Em uma época não muito distante, o menu de redes sociais ia bem além de plataformas gigantes, como TikTok, Instagram e Facebook. Mas não se engane: ainda é possível acessar serviços alternativos, que venceram o teste do tempo. Entre eles estão o Last.fm, o Pinterest e o ASKfm. Mas o que explica o sucesso delas – e o que as impede de desaparecer?
“Dá para conhecer pessoas novas com gostos parecidos com os meus, receber sugestões de filmes, memes, comidas”, conta Daniela Stähelin, 29, que utiliza o ASKfm semanalmente. “É um ambiente legal, inspirador. Eu me conheço mais respondendo às perguntas”, diz.
Lançado em 2010, o serviço surgiu como um concorrente da então popular rede social Formspring.
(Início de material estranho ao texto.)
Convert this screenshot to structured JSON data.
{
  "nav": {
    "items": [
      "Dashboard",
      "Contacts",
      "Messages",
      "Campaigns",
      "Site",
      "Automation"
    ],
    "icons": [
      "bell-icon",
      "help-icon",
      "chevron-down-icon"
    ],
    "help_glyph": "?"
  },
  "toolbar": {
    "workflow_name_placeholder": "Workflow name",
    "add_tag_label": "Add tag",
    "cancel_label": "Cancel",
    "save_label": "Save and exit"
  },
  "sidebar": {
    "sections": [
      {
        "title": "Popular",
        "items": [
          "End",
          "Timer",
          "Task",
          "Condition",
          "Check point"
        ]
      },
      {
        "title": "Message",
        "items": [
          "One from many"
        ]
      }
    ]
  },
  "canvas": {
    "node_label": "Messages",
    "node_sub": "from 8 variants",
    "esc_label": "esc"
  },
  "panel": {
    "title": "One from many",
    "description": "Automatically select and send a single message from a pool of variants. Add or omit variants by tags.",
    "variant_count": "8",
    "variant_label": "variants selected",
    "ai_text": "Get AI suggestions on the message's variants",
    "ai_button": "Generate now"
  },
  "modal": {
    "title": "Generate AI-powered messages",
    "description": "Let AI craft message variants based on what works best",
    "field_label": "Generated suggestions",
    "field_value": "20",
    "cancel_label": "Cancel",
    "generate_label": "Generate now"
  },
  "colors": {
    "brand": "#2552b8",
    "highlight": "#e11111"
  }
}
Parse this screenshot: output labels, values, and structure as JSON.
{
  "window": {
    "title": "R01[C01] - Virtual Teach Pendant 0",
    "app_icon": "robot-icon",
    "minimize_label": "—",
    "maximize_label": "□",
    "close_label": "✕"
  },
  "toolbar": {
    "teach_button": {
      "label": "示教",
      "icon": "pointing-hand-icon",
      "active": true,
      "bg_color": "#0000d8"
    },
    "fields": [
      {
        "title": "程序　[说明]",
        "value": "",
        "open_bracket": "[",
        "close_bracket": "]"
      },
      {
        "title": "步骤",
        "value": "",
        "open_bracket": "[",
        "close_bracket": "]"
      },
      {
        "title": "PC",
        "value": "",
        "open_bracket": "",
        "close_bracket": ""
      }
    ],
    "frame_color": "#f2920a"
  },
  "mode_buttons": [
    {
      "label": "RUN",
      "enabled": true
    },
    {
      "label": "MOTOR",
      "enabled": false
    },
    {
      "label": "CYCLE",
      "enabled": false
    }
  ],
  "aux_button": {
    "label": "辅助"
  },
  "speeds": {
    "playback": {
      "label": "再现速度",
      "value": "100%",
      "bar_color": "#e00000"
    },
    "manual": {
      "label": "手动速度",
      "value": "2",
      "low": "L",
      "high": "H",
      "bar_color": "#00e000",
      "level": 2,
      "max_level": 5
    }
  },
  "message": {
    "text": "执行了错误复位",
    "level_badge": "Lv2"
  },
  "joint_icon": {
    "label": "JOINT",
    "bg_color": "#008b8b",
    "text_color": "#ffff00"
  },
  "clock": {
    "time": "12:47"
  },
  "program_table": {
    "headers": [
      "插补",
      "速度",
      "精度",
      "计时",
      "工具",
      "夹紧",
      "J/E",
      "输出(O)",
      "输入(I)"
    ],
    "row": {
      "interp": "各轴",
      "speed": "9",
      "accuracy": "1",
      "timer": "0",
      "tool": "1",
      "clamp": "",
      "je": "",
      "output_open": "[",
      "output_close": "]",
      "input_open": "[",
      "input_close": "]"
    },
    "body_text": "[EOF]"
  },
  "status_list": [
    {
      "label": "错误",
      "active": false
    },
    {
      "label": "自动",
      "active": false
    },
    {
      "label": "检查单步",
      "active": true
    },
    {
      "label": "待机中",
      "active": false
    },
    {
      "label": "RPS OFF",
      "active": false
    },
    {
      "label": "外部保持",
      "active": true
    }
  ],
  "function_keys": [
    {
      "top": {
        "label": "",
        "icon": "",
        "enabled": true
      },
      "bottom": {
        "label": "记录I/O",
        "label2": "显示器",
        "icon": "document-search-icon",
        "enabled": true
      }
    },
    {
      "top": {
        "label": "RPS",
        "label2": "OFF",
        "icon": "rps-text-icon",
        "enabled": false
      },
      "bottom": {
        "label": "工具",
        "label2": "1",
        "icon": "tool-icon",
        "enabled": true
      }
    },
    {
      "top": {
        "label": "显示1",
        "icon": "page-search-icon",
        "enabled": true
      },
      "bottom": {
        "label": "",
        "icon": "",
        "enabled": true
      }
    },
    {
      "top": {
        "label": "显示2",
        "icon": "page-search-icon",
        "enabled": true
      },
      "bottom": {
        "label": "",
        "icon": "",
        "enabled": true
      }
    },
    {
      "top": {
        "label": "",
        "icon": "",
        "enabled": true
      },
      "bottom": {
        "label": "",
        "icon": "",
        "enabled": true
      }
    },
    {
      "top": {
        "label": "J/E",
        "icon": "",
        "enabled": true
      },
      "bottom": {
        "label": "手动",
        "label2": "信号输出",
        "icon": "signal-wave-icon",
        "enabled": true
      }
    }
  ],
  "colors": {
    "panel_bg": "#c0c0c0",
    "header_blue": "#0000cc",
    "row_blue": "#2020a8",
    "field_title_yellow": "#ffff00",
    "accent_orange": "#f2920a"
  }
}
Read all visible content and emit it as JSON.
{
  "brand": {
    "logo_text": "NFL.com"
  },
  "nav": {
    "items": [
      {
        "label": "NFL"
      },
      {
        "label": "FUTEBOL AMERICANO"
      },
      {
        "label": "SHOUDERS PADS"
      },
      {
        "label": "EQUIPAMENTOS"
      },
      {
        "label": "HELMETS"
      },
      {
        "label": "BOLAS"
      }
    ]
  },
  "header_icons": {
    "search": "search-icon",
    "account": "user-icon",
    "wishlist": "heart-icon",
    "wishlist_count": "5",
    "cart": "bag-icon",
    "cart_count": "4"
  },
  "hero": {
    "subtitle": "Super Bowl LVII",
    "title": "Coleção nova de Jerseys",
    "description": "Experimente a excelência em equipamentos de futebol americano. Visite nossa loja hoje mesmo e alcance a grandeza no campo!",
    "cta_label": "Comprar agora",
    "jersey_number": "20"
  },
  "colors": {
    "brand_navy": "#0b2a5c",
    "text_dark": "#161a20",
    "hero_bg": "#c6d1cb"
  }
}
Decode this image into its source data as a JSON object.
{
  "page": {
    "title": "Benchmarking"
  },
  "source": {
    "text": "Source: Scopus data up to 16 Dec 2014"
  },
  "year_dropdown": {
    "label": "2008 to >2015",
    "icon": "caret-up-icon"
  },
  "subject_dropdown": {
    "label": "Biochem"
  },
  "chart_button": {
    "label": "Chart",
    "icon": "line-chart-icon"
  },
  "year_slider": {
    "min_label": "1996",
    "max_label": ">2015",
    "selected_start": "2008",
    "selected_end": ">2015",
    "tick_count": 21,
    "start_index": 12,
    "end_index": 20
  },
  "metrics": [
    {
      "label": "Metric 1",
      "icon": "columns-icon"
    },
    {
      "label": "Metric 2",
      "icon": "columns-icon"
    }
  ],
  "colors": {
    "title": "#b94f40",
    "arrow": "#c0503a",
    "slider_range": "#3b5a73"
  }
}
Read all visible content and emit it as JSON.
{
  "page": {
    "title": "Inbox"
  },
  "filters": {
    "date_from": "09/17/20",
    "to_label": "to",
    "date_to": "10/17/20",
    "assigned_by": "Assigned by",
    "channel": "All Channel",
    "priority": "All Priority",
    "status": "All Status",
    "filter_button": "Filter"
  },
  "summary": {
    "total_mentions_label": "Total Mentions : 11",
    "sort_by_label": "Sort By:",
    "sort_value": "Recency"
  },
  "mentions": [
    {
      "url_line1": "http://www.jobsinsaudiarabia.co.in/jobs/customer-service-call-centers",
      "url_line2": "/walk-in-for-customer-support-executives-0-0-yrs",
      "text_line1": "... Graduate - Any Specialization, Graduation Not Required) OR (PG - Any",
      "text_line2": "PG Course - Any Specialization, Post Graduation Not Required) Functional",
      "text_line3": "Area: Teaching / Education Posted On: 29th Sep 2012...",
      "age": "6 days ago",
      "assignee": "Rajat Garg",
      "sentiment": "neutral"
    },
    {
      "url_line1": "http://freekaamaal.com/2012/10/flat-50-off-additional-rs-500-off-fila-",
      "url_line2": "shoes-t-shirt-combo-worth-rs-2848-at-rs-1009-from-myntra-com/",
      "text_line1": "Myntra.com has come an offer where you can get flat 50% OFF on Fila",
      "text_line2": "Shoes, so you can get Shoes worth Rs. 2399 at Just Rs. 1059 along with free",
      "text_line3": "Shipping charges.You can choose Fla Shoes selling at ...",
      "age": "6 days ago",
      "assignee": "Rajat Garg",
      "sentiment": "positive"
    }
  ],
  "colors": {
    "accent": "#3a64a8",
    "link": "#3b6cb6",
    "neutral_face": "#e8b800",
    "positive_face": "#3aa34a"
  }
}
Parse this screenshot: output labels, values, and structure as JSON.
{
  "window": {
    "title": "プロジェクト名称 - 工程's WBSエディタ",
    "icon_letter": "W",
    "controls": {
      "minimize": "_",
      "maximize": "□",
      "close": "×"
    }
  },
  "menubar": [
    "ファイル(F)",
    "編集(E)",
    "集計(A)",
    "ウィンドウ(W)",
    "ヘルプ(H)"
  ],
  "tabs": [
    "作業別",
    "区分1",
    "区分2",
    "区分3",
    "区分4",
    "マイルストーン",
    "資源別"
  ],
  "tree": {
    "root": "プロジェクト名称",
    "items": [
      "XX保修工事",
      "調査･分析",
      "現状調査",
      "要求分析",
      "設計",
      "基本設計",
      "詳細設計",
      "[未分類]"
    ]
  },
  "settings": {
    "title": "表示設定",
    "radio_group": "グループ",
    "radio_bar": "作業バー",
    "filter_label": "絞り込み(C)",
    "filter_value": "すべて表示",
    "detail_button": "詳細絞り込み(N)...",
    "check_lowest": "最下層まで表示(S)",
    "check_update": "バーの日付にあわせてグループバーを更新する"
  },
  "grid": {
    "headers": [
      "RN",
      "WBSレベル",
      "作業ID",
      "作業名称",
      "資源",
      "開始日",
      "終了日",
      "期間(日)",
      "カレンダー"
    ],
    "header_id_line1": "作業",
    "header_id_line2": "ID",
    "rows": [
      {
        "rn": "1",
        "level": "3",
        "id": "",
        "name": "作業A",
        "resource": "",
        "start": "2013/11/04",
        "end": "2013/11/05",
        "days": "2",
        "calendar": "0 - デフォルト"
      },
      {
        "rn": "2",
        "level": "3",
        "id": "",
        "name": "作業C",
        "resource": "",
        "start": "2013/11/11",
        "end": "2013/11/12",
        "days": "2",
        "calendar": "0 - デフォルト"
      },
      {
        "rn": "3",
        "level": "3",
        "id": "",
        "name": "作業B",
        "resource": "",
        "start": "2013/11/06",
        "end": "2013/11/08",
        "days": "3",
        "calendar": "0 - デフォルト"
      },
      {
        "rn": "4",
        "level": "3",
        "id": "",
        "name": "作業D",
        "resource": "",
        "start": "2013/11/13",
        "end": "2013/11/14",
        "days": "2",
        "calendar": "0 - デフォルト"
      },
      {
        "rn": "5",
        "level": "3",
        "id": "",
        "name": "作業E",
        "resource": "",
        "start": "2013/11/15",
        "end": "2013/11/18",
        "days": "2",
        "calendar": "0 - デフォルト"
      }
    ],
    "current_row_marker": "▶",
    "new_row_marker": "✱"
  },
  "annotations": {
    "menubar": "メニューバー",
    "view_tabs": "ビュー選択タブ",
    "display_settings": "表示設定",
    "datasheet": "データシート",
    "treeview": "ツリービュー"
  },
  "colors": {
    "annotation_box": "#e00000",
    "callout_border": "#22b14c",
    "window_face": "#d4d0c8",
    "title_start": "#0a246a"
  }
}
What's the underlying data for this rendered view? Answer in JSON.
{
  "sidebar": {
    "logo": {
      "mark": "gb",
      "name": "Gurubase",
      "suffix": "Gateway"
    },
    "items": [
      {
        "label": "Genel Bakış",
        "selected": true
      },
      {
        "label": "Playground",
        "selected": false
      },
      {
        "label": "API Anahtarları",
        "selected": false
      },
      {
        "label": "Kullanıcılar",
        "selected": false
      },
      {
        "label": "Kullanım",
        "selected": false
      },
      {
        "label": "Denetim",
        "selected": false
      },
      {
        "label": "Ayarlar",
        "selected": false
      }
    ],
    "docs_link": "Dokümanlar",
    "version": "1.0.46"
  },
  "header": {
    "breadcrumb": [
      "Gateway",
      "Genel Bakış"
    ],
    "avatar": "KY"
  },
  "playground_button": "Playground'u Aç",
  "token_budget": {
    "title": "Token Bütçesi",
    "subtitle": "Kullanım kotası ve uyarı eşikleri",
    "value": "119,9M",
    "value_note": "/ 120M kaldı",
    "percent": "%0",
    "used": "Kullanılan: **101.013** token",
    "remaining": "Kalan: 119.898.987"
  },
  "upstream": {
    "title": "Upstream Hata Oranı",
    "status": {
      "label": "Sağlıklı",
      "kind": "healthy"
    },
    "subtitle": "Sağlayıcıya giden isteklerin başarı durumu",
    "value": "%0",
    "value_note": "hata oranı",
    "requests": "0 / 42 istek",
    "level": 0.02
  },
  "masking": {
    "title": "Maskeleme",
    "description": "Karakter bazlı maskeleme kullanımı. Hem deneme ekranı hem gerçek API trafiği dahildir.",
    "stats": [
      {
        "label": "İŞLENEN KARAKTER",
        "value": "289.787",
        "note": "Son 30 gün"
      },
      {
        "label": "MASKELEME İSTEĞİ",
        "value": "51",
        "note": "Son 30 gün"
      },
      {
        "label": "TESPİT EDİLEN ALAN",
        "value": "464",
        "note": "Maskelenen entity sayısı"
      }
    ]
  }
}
Trata-se de um site de perguntas e respostas onde é possível participar de forma anônima ou não. Assim, é possível fazer questões de até 300 caracteres para outras pessoas, que escolhem se aceitam ou não responder. Na ausência de questionamentos feitos por pessoas, existe a opção de responder questões aleatórias.
Se, para muitos, a rede social já havia encontrado seu fim após ter um boom de usuários no começo da década passada, para outros, ainda se trata de uma fonte de entretenimento importante. E também sinaliza como um serviço desses resiste.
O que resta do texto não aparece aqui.